---
title: "Select target genes for TAP-seq"
author: "Andreas Gschwind"
date: "`r Sys.Date()`"
output: rmarkdown::html_vignette
vignette: >
  %\VignetteIndexEntry{Select target genes for TAP-seq}
  %\VignetteEngine{knitr::rmarkdown}
  %\VignetteEncoding{UTF-8}
---

```{r, include = FALSE}
knitr::opts_chunk$set(
  collapse = TRUE,
  comment = "#>"
)
```

One application of TAP-seq is to measure the expression of genes that enable assigning cells to
different cell types. The TAPseq package offers a simple approach to identify a desired number of
cell type markers based on differentially expressed genes between cell types.

This optional functionality requires additional R-packages such as Seurat. Please install the TAPseq
package with all suggested dependencies.

## Data
The TAPseq package contains a small subset of the mouse bone marrow data from Baccin et al., 2019
(https://www.nature.com/articles/s41556-019-0439-6). The full dataset can be downloaded
[here](https://static-content.springer.com/esm/art%3A10.1038%2Fs41556-019-0439-6/MediaObjects/41556_2019_439_MOESM4_ESM.zip).
This dataset is stored in a Seurat object which contains both gene expression and cell type data for
every cell.
```{r, message=FALSE, results="hide"}
library(TAPseq)
library(Seurat)

# example of mouse bone marrow 10x gene expression data
data("bone_marrow_genex")

# transcript counts
GetAssayData(bone_marrow_genex)[1:10, 1:10]

# number of cells per cell type
table(Idents(bone_marrow_genex))
```

## Select target genes
A linear model with lasso regularization is used to select target genes that best identify cell
types. By default 10-fold cross-validation is used to select the number of target genes based on the
largest value of lambda within 1 standard error of the minimum.

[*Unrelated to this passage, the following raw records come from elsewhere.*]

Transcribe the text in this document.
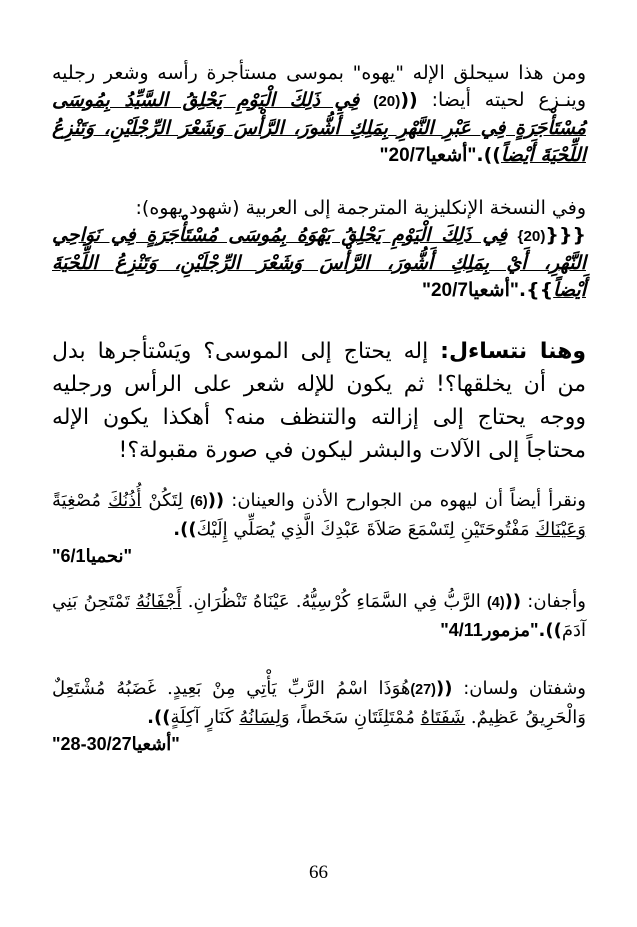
ومن هذا سيحلق الإله "يهوه" بموسى مستأجرة رأسه وشعر رجليه وينـزع لحيته أيضا: (((20) فِي ذَلِكَ الْيَوْمِ يَحْلِقُ السَّيِّدُ بِمُوسَى مُسْتَأْجَرَةٍ فِي عَبْرِ النَّهْرِ بِمَلِكِ أَشُّورَ، الرَّأْسَ وَشَعْرَ الرِّجْلَيْنِ، وَتَنْزِعُ اللِّحْيَةَ أَيْضاً))."أشعيا20/7"

وفي النسخة الإنكليزية المترجمة إلى العربية (شهود يهوه):
{{{(20} فِي ذَلِكَ الْيَوْمِ يَحْلِقُ يَهْوَهُ بِمُوسَى مُسْتَأْجَرَةٍ فِي نَوَاحِي النَّهْرِ، أَيْ بِمَلِكِ أَشُّورَ، الرَّأْسَ وَشَعْرَ الرِّجْلَيْنِ، وَتَنْزِعُ اللِّحْيَةَ أَيْضاً}}."أشعيا20/7"

وهنا نتساءل: إله يحتاج إلى الموسى؟ ويَسْتأجرها بدل من أن يخلقها؟! ثم يكون للإله شعر على الرأس ورجليه ووجه يحتاج إلى إزالته والتنظف منه؟ أهكذا يكون الإله محتاجاً إلى الآلات والبشر ليكون في صورة مقبولة؟!

ونقرأ أيضاً أن ليهوه من الجوارح الأذن والعينان: (((6) لِتَكُنْ أُذُنُكَ مُصْغِيَةً وَعَيْنَاكَ مَفْتُوحَتَيْنِ لِتَسْمَعَ صَلاَةَ عَبْدِكَ الَّذِي يُصَلِّي إِلَيْكَ)).
"نحميا6/1"

وأجفان: (((4) الرَّبُّ فِي السَّمَاءِ كُرْسِيُّهُ. عَيْنَاهُ تَنْظُرَانِ. أَجْفَانُهُ تَمْتَحِنُ بَنِي آدَمَ))."مزمور4/11"

وشفتان ولسان: (((27)هُوَذَا اسْمُ الرَّبِّ يَأْتِي مِنْ بَعِيدٍ. غَضَبُهُ مُشْتَعِلٌ وَالْحَرِيقُ عَظِيمٌ. شَفَتَاهُ مُمْتَلِئَتَانِ سَخَطاً، وَلِسَانُهُ كَنَارٍ آكِلَةٍ)).
"أشعيا30/27-28"

66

See `?glmnet::cv.glmnet` for more
details.
```{r, message=FALSE, results="hide"}
# automatically select a number of target genes using 10-fold cross-validation
target_genes_cv <- selectTargetGenes(bone_marrow_genex)
head(target_genes_cv)
length(target_genes_cv)
```

This example results in a reasonable target gene panel, but in cases with many different cell types
the resulting panels might be very large.

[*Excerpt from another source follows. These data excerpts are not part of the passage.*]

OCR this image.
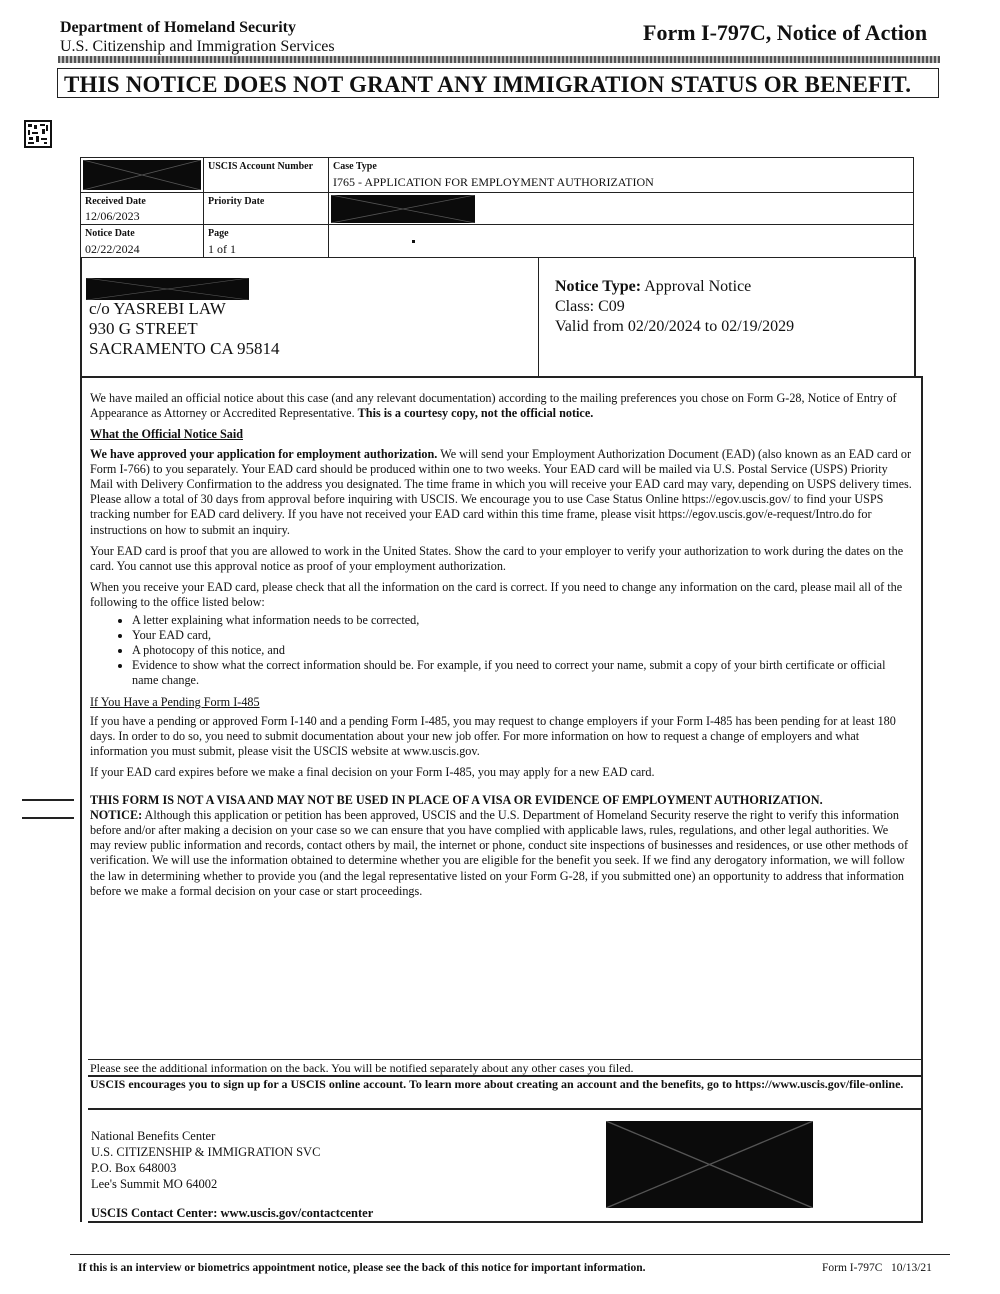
Department of Homeland Security
U.S. Citizenship and Immigration Services
Form I-797C, Notice of Action
THIS NOTICE DOES NOT GRANT ANY IMMIGRATION STATUS OR BENEFIT.
USCIS Account Number Case Type
I765 - APPLICATION FOR EMPLOYMENT AUTHORIZATION
Received Date
12/06/2023
Priority Date
Notice Date
02/22/2024
Page
1 of 1
c/o YASREBI LAW
930 G STREET
SACRAMENTO CA 95814
Notice Type: Approval Notice
Class: C09
Valid from 02/20/2024 to 02/19/2029

We have mailed an official notice about this case (and any relevant documentation) according to the mailing preferences you chose on Form G-28, Notice of Entry of Appearance as Attorney or Accredited Representative. This is a courtesy copy, not the official notice.

What the Official Notice Said

We have approved your application for employment authorization. We will send your Employment Authorization Document (EAD) (also known as an EAD card or Form I-766) to you separately. Your EAD card should be produced within one to two weeks. Your EAD card will be mailed via U.S. Postal Service (USPS) Priority Mail with Delivery Confirmation to the address you designated. The time frame in which you will receive your EAD card may vary, depending on USPS delivery times. Please allow a total of 30 days from approval before inquiring with USCIS. We encourage you to use Case Status Online https://egov.uscis.gov/ to find your USPS tracking number for EAD card delivery. If you have not received your EAD card within this time frame, please visit https://egov.uscis.gov/e-request/Intro.do for instructions on how to submit an inquiry.

Your EAD card is proof that you are allowed to work in the United States. Show the card to your employer to verify your authorization to work during the dates on the card. You cannot use this approval notice as proof of your employment authorization.

When you receive your EAD card, please check that all the information on the card is correct. If you need to change any information on the card, please mail all of the following to the office listed below:

• A letter explaining what information needs to be corrected,
• Your EAD card,
• A photocopy of this notice, and
• Evidence to show what the correct information should be. For example, if you need to correct your name, submit a copy of your birth certificate or official name change.

If You Have a Pending Form I-485

If you have a pending or approved Form I-140 and a pending Form I-485, you may request to change employers if your Form I-485 has been pending for at least 180 days. In order to do so, you need to submit documentation about your new job offer. For more information on how to request a change of employers and what information you must submit, please visit the USCIS website at www.uscis.gov.

If your EAD card expires before we make a final decision on your Form I-485, you may apply for a new EAD card.

THIS FORM IS NOT A VISA AND MAY NOT BE USED IN PLACE OF A VISA OR EVIDENCE OF EMPLOYMENT AUTHORIZATION.

NOTICE: Although this application or petition has been approved, USCIS and the U.S. Department of Homeland Security reserve the right to verify this information before and/or after making a decision on your case so we can ensure that you have complied with applicable laws, rules, regulations, and other legal authorities. We may review public information and records, contact others by mail, the internet or phone, conduct site inspections of businesses and residences, or use other methods of verification. We will use the information obtained to determine whether you are eligible for the benefit you seek. If we find any derogatory information, we will follow the law in determining whether to provide you (and the legal representative listed on your Form G-28, if you submitted one) an opportunity to address that information before we make a formal decision on your case or start proceedings.

Please see the additional information on the back. You will be notified separately about any other cases you filed.
USCIS encourages you to sign up for a USCIS online account. To learn more about creating an account and the benefits, go to https://www.uscis.gov/file-online.
National Benefits Center
U.S. CITIZENSHIP & IMMIGRATION SVC
P.O. Box 648003
Lee's Summit MO 64002
USCIS Contact Center: www.uscis.gov/contactcenter
If this is an interview or biometrics appointment notice, please see the back of this notice for important information.	Form I-797C   10/13/21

To avoid this, we can specify a desired number of targets. This selects a value for lamda in the
lasso model that results in approximately this number of non-zero coefficients, i.e. marker genes.
```{r, message=FALSE, results="hide"}
# identify approximately 100 target genes that can be used to identify cell populations
target_genes_100 <- selectTargetGenes(bone_marrow_genex, targets = 100)
length(target_genes_100)
```

## Assess target gene panels
To intuitively assess how well a chosen set of target genes distinguishes cell types, we can use
UMAP plots based on the full gene expression data and on target genes only.
```{r, message=FALSE, warning=FALSE, fig.height=3, fig.width=7.15}
plotTargetGenes(bone_marrow_genex, target_genes = target_genes_100)
```

We can see that the expression of  the `r length(target_genes_100)` selected target genes groups 
cells of different populations together.

A good follow up would be to cluster the cells based on only the target genes following the same
workflow used to define the cell identities in the original object. This could then be used to
verify that the selected target genes reliably identify the correct cell types.